As used herein, the term “antigen binding fragment” or “antigen binding portion” of an antibody refers to Fab, Fab′, F(ab′), and Fv fragments, single chain antibodies, functional heavy chain antibodies (nanobodies), as well as any portion of an antibody having specificity toward at least one desired epitope, that competes with the intact antibody for specific binding (e.g., an isolated portion of a complementarity determining region having sufficient framework sequences so as to bind specifically to an epitope). Antigen binding fragments can be produced by recombinant techniques, or by enzymatic or chemical cleavage of an antibody.

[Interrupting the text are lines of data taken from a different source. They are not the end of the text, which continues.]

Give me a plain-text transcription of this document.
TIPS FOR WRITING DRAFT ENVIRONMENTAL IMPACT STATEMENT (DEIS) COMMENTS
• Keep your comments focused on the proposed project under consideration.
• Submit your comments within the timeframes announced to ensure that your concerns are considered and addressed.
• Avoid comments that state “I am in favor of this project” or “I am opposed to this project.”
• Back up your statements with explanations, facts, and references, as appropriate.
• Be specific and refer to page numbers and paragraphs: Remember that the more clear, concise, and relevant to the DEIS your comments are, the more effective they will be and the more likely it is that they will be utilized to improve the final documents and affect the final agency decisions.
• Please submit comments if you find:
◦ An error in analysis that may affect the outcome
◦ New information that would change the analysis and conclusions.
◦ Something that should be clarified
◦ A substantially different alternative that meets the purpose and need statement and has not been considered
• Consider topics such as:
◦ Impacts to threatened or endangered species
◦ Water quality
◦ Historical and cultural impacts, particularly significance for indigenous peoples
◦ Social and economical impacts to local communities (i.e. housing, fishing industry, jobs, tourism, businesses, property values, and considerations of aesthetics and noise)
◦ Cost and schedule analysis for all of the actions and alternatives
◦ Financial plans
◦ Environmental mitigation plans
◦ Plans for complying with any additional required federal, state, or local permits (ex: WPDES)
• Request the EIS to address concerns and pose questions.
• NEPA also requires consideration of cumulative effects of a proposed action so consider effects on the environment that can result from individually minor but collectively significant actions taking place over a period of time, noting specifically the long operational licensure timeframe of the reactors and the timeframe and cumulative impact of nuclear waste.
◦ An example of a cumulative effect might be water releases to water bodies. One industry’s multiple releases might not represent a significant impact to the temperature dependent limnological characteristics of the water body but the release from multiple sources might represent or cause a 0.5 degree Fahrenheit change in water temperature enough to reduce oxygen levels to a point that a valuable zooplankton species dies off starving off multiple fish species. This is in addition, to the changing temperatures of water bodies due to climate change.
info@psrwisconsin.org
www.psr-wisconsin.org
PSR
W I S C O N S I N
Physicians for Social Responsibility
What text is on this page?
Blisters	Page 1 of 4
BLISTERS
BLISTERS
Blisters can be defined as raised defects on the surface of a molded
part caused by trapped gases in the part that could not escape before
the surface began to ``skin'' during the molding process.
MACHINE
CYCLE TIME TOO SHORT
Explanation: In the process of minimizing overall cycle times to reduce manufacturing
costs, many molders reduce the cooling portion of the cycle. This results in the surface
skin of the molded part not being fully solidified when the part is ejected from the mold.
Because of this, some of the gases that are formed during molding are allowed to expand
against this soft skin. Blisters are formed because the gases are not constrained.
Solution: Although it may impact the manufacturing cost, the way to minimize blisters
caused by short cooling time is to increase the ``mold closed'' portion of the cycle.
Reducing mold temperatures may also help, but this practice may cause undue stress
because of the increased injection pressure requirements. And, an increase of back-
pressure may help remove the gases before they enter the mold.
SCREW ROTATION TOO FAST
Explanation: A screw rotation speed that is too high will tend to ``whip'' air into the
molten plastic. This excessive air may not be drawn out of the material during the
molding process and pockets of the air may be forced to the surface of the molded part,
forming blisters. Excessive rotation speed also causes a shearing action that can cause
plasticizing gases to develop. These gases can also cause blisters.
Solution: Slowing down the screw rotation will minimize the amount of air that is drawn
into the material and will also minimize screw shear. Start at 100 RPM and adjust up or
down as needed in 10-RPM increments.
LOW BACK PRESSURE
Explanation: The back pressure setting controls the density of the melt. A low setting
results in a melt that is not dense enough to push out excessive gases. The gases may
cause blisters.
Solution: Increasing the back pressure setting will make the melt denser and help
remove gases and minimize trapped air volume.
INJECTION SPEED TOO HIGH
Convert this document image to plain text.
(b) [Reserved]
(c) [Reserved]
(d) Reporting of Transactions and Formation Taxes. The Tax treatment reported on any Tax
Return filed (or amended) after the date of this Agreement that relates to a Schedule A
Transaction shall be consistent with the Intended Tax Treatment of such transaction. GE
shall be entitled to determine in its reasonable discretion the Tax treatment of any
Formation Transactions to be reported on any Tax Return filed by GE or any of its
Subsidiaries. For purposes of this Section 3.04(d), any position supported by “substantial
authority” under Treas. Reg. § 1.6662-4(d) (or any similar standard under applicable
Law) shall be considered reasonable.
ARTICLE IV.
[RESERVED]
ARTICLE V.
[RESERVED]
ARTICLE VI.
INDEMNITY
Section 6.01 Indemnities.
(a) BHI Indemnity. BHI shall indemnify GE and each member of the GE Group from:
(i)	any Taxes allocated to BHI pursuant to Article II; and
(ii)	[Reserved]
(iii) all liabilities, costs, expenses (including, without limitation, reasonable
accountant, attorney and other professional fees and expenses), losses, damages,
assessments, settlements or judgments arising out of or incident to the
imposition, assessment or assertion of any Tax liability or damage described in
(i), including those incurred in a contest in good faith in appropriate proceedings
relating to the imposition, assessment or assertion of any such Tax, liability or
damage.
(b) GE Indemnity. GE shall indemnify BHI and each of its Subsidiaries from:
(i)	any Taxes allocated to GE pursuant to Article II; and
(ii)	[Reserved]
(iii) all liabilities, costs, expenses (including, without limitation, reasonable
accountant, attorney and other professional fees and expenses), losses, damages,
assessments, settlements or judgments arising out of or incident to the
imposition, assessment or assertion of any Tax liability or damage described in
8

“Humanized” forms of non-human (e.g., rodent) antibodies are chimeric antibodies that contain minimal sequence derived from the non-human antibody. For the most part, humanized antibodies are human immunoglobulins (recipient antibody) in which residues from a hypervariable region of the recipient are replaced by residues from a hypervariable region of a non-human species (donor antibody) such as mouse, rat, rabbit or nonhuman primate having the desired specificity, affinity, and capacity. In some instances, framework region (FR) residues of the human antibody are replaced by corresponding non-human residues. Furthermore, humanized antibodies may comprise residues that are not found in the recipient antibody or in the donor antibody. These modifications are made to further refine antibody performance. In general, the humanized antibody will comprise substantially all of at least one, and typically two, variable domains, in which all or substantially all of the hypervariable CDR loops correspond to those of a non-human antibody and all or substantially all of the FRs are those of a human antibody sequence. The humanized antibody optionally also will comprise at least a portion of an antibody constant region (Fc), typically that of a human antibody. For further details, see Jones et al., Nature 321:522-525 (1986); Riechmann et al., Nature 332:323-329 (1988); and Presta, Curr. Op. Struct. Biol. 2:593-596 (1992).